Among the films approved in December are two by actresses who will be directing their first films: "Hayerusha" to be directed by Hiam Abbass ("The Syrian Bride," "Lemon Tree") is about an Israeli-Arab family in a village near the Lebanon border that gets caught up in an inheritance battle in the shadow of the Second Lebanon War; and "Ketumim" directed by Hana Azoulay-Hasfari ("Shehor," "Sheva"), about a grandmother searching for an heir to her unique ability to dream and her daughter, who refuses to be the heir.
Also approved were "Shekarim Baz" directed by Maya Koenig, about a young woman who arrives in Israel for a visit and meets her father after many years; "Ad Sof Hakayitz" directed by Noa Aharoni, about a man who comes back into the life of his daughter and granddaughter after many years of absence; and "Maria Shehora" directed by Zohar Uriya, about a boy who grows up in a family with a violent father.
The films approved in January are "Laila Ve'od Laila" directed by Tamar Yarom, based on Aharon Appelfeld's book, and "Velemaleh et Hahalal" directed by Ramah Burstein, about an ultra-Orthodox woman who falls in love with her widowed brother-in-law.
Two other projects that the fund approved support for last month are "Footnote," a new film by Joseph Cedar ("Beaufort") about a father and son, both respected professors, whose relationship is shaken by the race to become candidates for the Israel Prize, shatters the ivory tower and moves the family to expose low points and suppressed feelings; and "Play-Off" directed by Eran Riklis, about a legendary basketball coach who left Israel in the 1970s at the height of his career and is appointed coach of the German national team, a step that brings him into conflict with his past and with his family.

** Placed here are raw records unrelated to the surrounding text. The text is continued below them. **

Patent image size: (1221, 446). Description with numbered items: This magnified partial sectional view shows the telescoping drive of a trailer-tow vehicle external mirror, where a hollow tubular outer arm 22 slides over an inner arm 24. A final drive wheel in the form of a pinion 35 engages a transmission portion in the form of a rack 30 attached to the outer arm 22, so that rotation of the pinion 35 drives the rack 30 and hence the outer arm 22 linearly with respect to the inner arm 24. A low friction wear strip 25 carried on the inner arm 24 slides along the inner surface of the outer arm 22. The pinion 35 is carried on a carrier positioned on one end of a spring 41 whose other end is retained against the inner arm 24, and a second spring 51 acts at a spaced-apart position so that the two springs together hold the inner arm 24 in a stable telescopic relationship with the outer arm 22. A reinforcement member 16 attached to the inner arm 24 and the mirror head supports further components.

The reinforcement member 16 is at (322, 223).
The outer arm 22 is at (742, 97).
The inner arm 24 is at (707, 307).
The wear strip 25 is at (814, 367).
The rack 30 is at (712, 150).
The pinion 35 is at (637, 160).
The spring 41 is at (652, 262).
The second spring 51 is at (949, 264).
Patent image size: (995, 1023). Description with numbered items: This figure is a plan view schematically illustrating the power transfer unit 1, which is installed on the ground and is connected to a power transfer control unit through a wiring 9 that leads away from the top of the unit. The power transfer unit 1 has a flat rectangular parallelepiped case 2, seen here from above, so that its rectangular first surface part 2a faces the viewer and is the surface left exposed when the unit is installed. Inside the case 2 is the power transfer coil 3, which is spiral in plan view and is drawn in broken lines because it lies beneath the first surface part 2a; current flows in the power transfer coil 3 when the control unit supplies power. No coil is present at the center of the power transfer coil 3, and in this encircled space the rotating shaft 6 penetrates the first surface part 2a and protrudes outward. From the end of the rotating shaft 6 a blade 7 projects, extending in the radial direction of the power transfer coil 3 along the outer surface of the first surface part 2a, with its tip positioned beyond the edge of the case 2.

Riklis' film is based on the life story of Ralph Klein.
The fund notes that the choice of projects for 2009 was based on the usual reading and sorting process, and did not result from any intentional policy or decision to favor films by women. The large number of films by women is surprising, and especially gladdening in light of the small number of women directors: Based on assessments in Israel and the world, only around five percent of films are directed by women.